Additionally, there were also continual disputes between the Chinese Nationalist Army and the Red Army (Chinese Communist Party) in the years leading up to the Chinese Civil War. Due to this, humanitarian aid was already arriving in China before the occurrence of the flood and resulting famine. The funding for this relief effort was raised through the collection of private donations to organizations such as the Red Cross which was similar to the manner of other disasters of the era.
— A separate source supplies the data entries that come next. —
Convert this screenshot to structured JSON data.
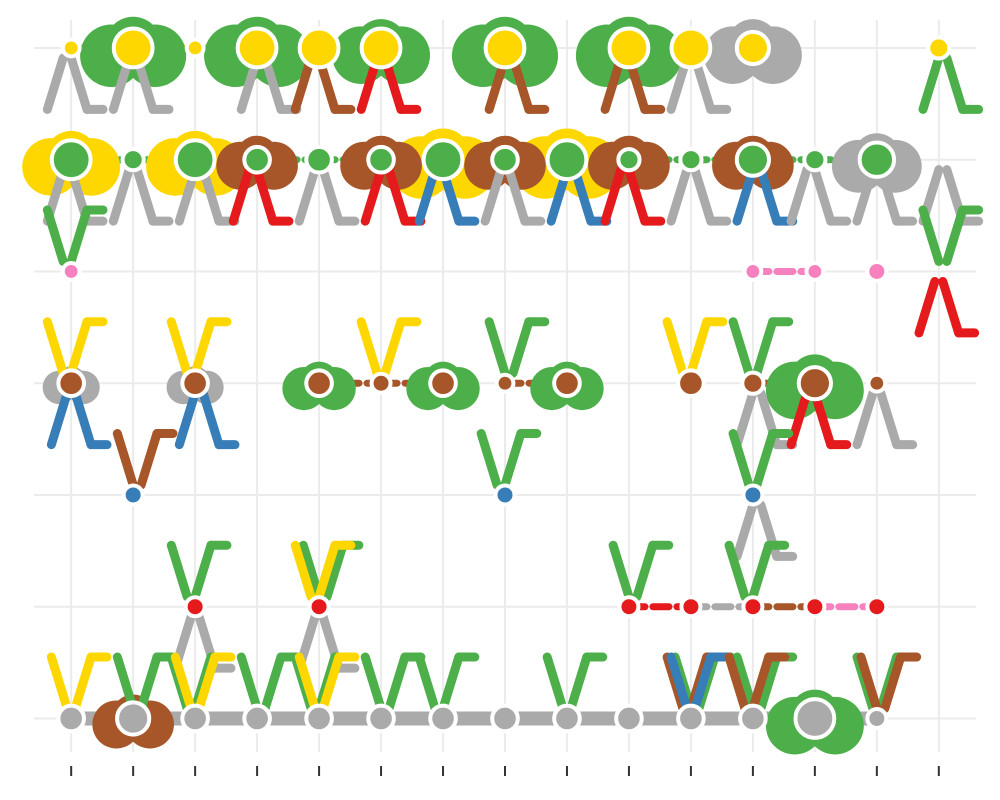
{
  "chart_data": {
    "type": "scatter",
    "title": "",
    "xlabel": "",
    "ylabel": "",
    "x_ticks": [
      1,
      2,
      3,
      4,
      5,
      6,
      7,
      8,
      9,
      10,
      11,
      12,
      13,
      14,
      15
    ],
    "x_tick_labels": [
      "",
      "",
      "",
      "",
      "",
      "",
      "",
      "",
      "",
      "",
      "",
      "",
      "",
      "",
      ""
    ],
    "y_levels": [
      1,
      2,
      3,
      4,
      5,
      6,
      7
    ],
    "y_tick_labels": [
      "",
      "",
      "",
      "",
      "",
      "",
      ""
    ],
    "xlim": [
      0.4,
      15.6
    ],
    "ylim": [
      0.7,
      7.25
    ],
    "grid": true,
    "legend": "none",
    "colors": {
      "grid": "#ebebeb",
      "tick": "#333333",
      "yellow": "#FFD700",
      "green": "#4DAF4A",
      "brown": "#A65628",
      "gray": "#AAAAAA",
      "red": "#E41A1C",
      "blue": "#377EB8",
      "pink": "#F781BF"
    },
    "rows": [
      {
        "y": 7,
        "color": "yellow",
        "points": [
          [
            1,
            0.4
          ],
          [
            2,
            1.4
          ],
          [
            3,
            0.4
          ],
          [
            4,
            1.4
          ],
          [
            5,
            1.4
          ],
          [
            6,
            1.4
          ],
          [
            8,
            1.4
          ],
          [
            10,
            1.4
          ],
          [
            11,
            1.4
          ],
          [
            12,
            1.1
          ],
          [
            15,
            0.6
          ]
        ]
      },
      {
        "y": 6,
        "color": "green",
        "points": [
          [
            1,
            1.4
          ],
          [
            2,
            0.6
          ],
          [
            3,
            1.4
          ],
          [
            4,
            0.8
          ],
          [
            5,
            0.8
          ],
          [
            6,
            0.8
          ],
          [
            7,
            1.4
          ],
          [
            8,
            0.8
          ],
          [
            9,
            1.4
          ],
          [
            10,
            0.6
          ],
          [
            11,
            0.6
          ],
          [
            12,
            1.1
          ],
          [
            13,
            0.6
          ],
          [
            14,
            1.2
          ]
        ]
      },
      {
        "y": 5,
        "color": "pink",
        "points": [
          [
            1,
            0.4
          ],
          [
            12,
            0.4
          ],
          [
            13,
            0.4
          ],
          [
            14,
            0.5
          ]
        ]
      },
      {
        "y": 4,
        "color": "brown",
        "points": [
          [
            1,
            0.8
          ],
          [
            3,
            0.8
          ],
          [
            5,
            0.8
          ],
          [
            6,
            0.5
          ],
          [
            7,
            0.8
          ],
          [
            8,
            0.4
          ],
          [
            9,
            0.8
          ],
          [
            11,
            0.8
          ],
          [
            12,
            0.6
          ],
          [
            13,
            1.1
          ],
          [
            14,
            0.4
          ]
        ]
      },
      {
        "y": 3,
        "color": "blue",
        "points": [
          [
            2,
            0.5
          ],
          [
            8,
            0.5
          ],
          [
            12,
            0.5
          ]
        ]
      },
      {
        "y": 2,
        "color": "red",
        "points": [
          [
            3,
            0.5
          ],
          [
            5,
            0.5
          ],
          [
            10,
            0.5
          ],
          [
            11,
            0.5
          ],
          [
            12,
            0.5
          ],
          [
            13,
            0.5
          ],
          [
            14,
            0.5
          ]
        ]
      },
      {
        "y": 1,
        "color": "gray",
        "points": [
          [
            1,
            0.8
          ],
          [
            2,
            1.1
          ],
          [
            3,
            0.8
          ],
          [
            4,
            0.8
          ],
          [
            5,
            0.8
          ],
          [
            6,
            0.8
          ],
          [
            7,
            0.8
          ],
          [
            8,
            0.8
          ],
          [
            9,
            0.8
          ],
          [
            10,
            0.8
          ],
          [
            11,
            0.8
          ],
          [
            12,
            0.8
          ],
          [
            13,
            1.4
          ],
          [
            14,
            0.5
          ]
        ]
      }
    ],
    "edges": [
      {
        "y": 7,
        "from": 1,
        "to": 2,
        "color": "yellow"
      },
      {
        "y": 7,
        "from": 2,
        "to": 3,
        "color": "yellow"
      },
      {
        "y": 7,
        "from": 3,
        "to": 4,
        "color": "yellow"
      },
      {
        "y": 7,
        "from": 4,
        "to": 5,
        "color": "yellow"
      },
      {
        "y": 7,
        "from": 5,
        "to": 6,
        "color": "yellow"
      },
      {
        "y": 7,
        "from": 10,
        "to": 11,
        "color": "yellow"
      },
      {
        "y": 7,
        "from": 11,
        "to": 12,
        "color": "yellow"
      },
      {
        "y": 6,
        "from": 1,
        "to": 2,
        "color": "green"
      },
      {
        "y": 6,
        "from": 2,
        "to": 3,
        "color": "green"
      },
      {
        "y": 6,
        "from": 3,
        "to": 4,
        "color": "green"
      },
      {
        "y": 6,
        "from": 4,
        "to": 5,
        "color": "green"
      },
      {
        "y": 6,
        "from": 5,
        "to": 6,
        "color": "green"
      },
      {
        "y": 6,
        "from": 6,
        "to": 7,
        "color": "green"
      },
      {
        "y": 6,
        "from": 7,
        "to": 8,
        "color": "green"
      },
      {
        "y": 6,
        "from": 8,
        "to": 9,
        "color": "green"
      },
      {
        "y": 6,
        "from": 9,
        "to": 10,
        "color": "green"
      },
      {
        "y": 6,
        "from": 10,
        "to": 11,
        "color": "green"
      },
      {
        "y": 6,
        "from": 11,
        "to": 12,
        "color": "green"
      },
      {
        "y": 6,
        "from": 12,
        "to": 13,
        "color": "green"
      },
      {
        "y": 6,
        "from": 13,
        "to": 14,
        "color": "green"
      },
      {
        "y": 5,
        "from": 12,
        "to": 13,
        "color": "pink"
      },
      {
        "y": 4,
        "from": 5,
        "to": 6,
        "color": "brown"
      },
      {
        "y": 4,
        "from": 6,
        "to": 7,
        "color": "brown"
      },
      {
        "y": 4,
        "from": 8,
        "to": 9,
        "color": "brown"
      },
      {
        "y": 4,
        "from": 12,
        "to": 13,
        "color": "brown"
      },
      {
        "y": 2,
        "from": 10,
        "to": 11,
        "color": "red"
      },
      {
        "y": 2,
        "from": 11,
        "to": 12,
        "color": "gray"
      },
      {
        "y": 2,
        "from": 12,
        "to": 13,
        "color": "brown"
      },
      {
        "y": 2,
        "from": 13,
        "to": 14,
        "color": "pink"
      },
      {
        "y": 1,
        "from": 1,
        "to": 14,
        "color": "gray"
      }
    ],
    "blobs": [
      {
        "x": 2,
        "y": 7,
        "color": "green",
        "size": 1.3
      },
      {
        "x": 4,
        "y": 7,
        "color": "green",
        "size": 1.3
      },
      {
        "x": 6,
        "y": 7,
        "color": "green",
        "size": 1.2
      },
      {
        "x": 8,
        "y": 7,
        "color": "green",
        "size": 1.3
      },
      {
        "x": 10,
        "y": 7,
        "color": "green",
        "size": 1.3
      },
      {
        "x": 12,
        "y": 7,
        "color": "gray",
        "size": 1.2
      },
      {
        "x": 1,
        "y": 6,
        "color": "yellow",
        "size": 1.2
      },
      {
        "x": 3,
        "y": 6,
        "color": "yellow",
        "size": 1.2
      },
      {
        "x": 7,
        "y": 6,
        "color": "yellow",
        "size": 1.3
      },
      {
        "x": 9,
        "y": 6,
        "color": "yellow",
        "size": 1.3
      },
      {
        "x": 4,
        "y": 6,
        "color": "brown",
        "size": 1.0
      },
      {
        "x": 6,
        "y": 6,
        "color": "brown",
        "size": 1.0
      },
      {
        "x": 8,
        "y": 6,
        "color": "brown",
        "size": 1.0
      },
      {
        "x": 10,
        "y": 6,
        "color": "brown",
        "size": 1.0
      },
      {
        "x": 12,
        "y": 6,
        "color": "brown",
        "size": 1.0
      },
      {
        "x": 14,
        "y": 6,
        "color": "gray",
        "size": 1.1
      },
      {
        "x": 5,
        "y": 4,
        "color": "green",
        "size": 0.9
      },
      {
        "x": 7,
        "y": 4,
        "color": "green",
        "size": 0.9
      },
      {
        "x": 9,
        "y": 4,
        "color": "green",
        "size": 0.9
      },
      {
        "x": 13,
        "y": 4,
        "color": "green",
        "size": 1.2
      },
      {
        "x": 1,
        "y": 4,
        "color": "gray",
        "size": 0.7
      },
      {
        "x": 3,
        "y": 4,
        "color": "gray",
        "size": 0.7
      },
      {
        "x": 2,
        "y": 1,
        "color": "brown",
        "size": 1.0
      },
      {
        "x": 13,
        "y": 1,
        "color": "green",
        "size": 1.2
      }
    ],
    "sprouts": [
      {
        "x": 1,
        "y": 7,
        "color": "gray",
        "dir": "down"
      },
      {
        "x": 2,
        "y": 7,
        "color": "gray",
        "dir": "down"
      },
      {
        "x": 4,
        "y": 7,
        "color": "gray",
        "dir": "down"
      },
      {
        "x": 5,
        "y": 7,
        "color": "brown",
        "dir": "down"
      },
      {
        "x": 6,
        "y": 7,
        "color": "red",
        "dir": "down"
      },
      {
        "x": 8,
        "y": 7,
        "color": "brown",
        "dir": "down"
      },
      {
        "x": 10,
        "y": 7,
        "color": "brown",
        "dir": "down"
      },
      {
        "x": 11,
        "y": 7,
        "color": "gray",
        "dir": "down"
      },
      {
        "x": 15,
        "y": 7,
        "color": "green",
        "dir": "down"
      },
      {
        "x": 1,
        "y": 6,
        "color": "gray",
        "dir": "down"
      },
      {
        "x": 2,
        "y": 6,
        "color": "gray",
        "dir": "down"
      },
      {
        "x": 3,
        "y": 6,
        "color": "gray",
        "dir": "down"
      },
      {
        "x": 4,
        "y": 6,
        "color": "red",
        "dir": "down"
      },
      {
        "x": 5,
        "y": 6,
        "color": "gray",
        "dir": "down"
      },
      {
        "x": 6,
        "y": 6,
        "color": "red",
        "dir": "down"
      },
      {
        "x": 7,
        "y": 6,
        "color": "blue",
        "dir": "down"
      },
      {
        "x": 8,
        "y": 6,
        "color": "gray",
        "dir": "down"
      },
      {
        "x": 9,
        "y": 6,
        "color": "blue",
        "dir": "down"
      },
      {
        "x": 10,
        "y": 6,
        "color": "red",
        "dir": "down"
      },
      {
        "x": 11,
        "y": 6,
        "color": "gray",
        "dir": "down"
      },
      {
        "x": 12,
        "y": 6,
        "color": "blue",
        "dir": "down"
      },
      {
        "x": 13,
        "y": 6,
        "color": "gray",
        "dir": "down"
      },
      {
        "x": 14,
        "y": 6,
        "color": "gray",
        "dir": "down"
      },
      {
        "x": 15,
        "y": 6,
        "color": "gray",
        "dir": "down"
      },
      {
        "x": 1,
        "y": 5,
        "color": "green",
        "dir": "up"
      },
      {
        "x": 15,
        "y": 5,
        "color": "red",
        "dir": "down"
      },
      {
        "x": 15,
        "y": 5,
        "color": "green",
        "dir": "up"
      },
      {
        "x": 1,
        "y": 4,
        "color": "yellow",
        "dir": "up"
      },
      {
        "x": 1,
        "y": 4,
        "color": "blue",
        "dir": "down"
      },
      {
        "x": 3,
        "y": 4,
        "color": "blue",
        "dir": "down"
      },
      {
        "x": 3,
        "y": 4,
        "color": "yellow",
        "dir": "up"
      },
      {
        "x": 6,
        "y": 4,
        "color": "yellow",
        "dir": "up"
      },
      {
        "x": 8,
        "y": 4,
        "color": "green",
        "dir": "up"
      },
      {
        "x": 11,
        "y": 4,
        "color": "yellow",
        "dir": "up"
      },
      {
        "x": 12,
        "y": 4,
        "color": "green",
        "dir": "up"
      },
      {
        "x": 12,
        "y": 4,
        "color": "gray",
        "dir": "down"
      },
      {
        "x": 13,
        "y": 4,
        "color": "red",
        "dir": "down"
      },
      {
        "x": 14,
        "y": 4,
        "color": "gray",
        "dir": "down"
      },
      {
        "x": 2,
        "y": 3,
        "color": "brown",
        "dir": "up"
      },
      {
        "x": 8,
        "y": 3,
        "color": "green",
        "dir": "up"
      },
      {
        "x": 12,
        "y": 3,
        "color": "green",
        "dir": "up"
      },
      {
        "x": 12,
        "y": 3,
        "color": "gray",
        "dir": "down"
      },
      {
        "x": 3,
        "y": 2,
        "color": "green",
        "dir": "up"
      },
      {
        "x": 3,
        "y": 2,
        "color": "gray",
        "dir": "down"
      },
      {
        "x": 5,
        "y": 2,
        "color": "green",
        "dir": "up"
      },
      {
        "x": 5,
        "y": 2,
        "color": "yellow",
        "dir": "up"
      },
      {
        "x": 5,
        "y": 2,
        "color": "gray",
        "dir": "down"
      },
      {
        "x": 10,
        "y": 2,
        "color": "green",
        "dir": "up"
      },
      {
        "x": 12,
        "y": 2,
        "color": "green",
        "dir": "up"
      },
      {
        "x": 1,
        "y": 1,
        "color": "yellow",
        "dir": "up"
      },
      {
        "x": 2,
        "y": 1,
        "color": "green",
        "dir": "up"
      },
      {
        "x": 3,
        "y": 1,
        "color": "green",
        "dir": "up"
      },
      {
        "x": 3,
        "y": 1,
        "color": "yellow",
        "dir": "up"
      },
      {
        "x": 4,
        "y": 1,
        "color": "green",
        "dir": "up"
      },
      {
        "x": 5,
        "y": 1,
        "color": "green",
        "dir": "up"
      },
      {
        "x": 5,
        "y": 1,
        "color": "yellow",
        "dir": "up"
      },
      {
        "x": 6,
        "y": 1,
        "color": "green",
        "dir": "up"
      },
      {
        "x": 7,
        "y": 1,
        "color": "green",
        "dir": "up"
      },
      {
        "x": 9,
        "y": 1,
        "color": "green",
        "dir": "up"
      },
      {
        "x": 11,
        "y": 1,
        "color": "green",
        "dir": "up"
      },
      {
        "x": 11,
        "y": 1,
        "color": "brown",
        "dir": "up"
      },
      {
        "x": 11,
        "y": 1,
        "color": "blue",
        "dir": "up"
      },
      {
        "x": 12,
        "y": 1,
        "color": "green",
        "dir": "up"
      },
      {
        "x": 12,
        "y": 1,
        "color": "brown",
        "dir": "up"
      },
      {
        "x": 14,
        "y": 1,
        "color": "green",
        "dir": "up"
      },
      {
        "x": 14,
        "y": 1,
        "color": "brown",
        "dir": "up"
      }
    ]
  }
}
At the time, newspapers around the world ran articles about the devastation of this flood. These articles covered the fact that significant crops had been lost and that landslides and standing water had now made it impossible for farmers to start over and replant.

== Long term response ==
In an effort to control the flooding, plans to create a dam across the Yangtze River were first proposed in the early 1900s. In the wake of the 1935 and 1954 floods, there was increased public support for the idea. However, the project was abandoned during the second China Civil War. The plans were then resurrected in 1994 and in 2012, the dam became operational. This dam was called the Three Gorges Dam. Currently, it has the capacity to hold 22 cubic kilometres of water in its reservoir. This is projected to increase the time spans between major floods from an average of 10 years to as long as 100 years. Since the Three Gorges Dam has finished construction, there has not been another major flood to test the dam's flood prevention potential.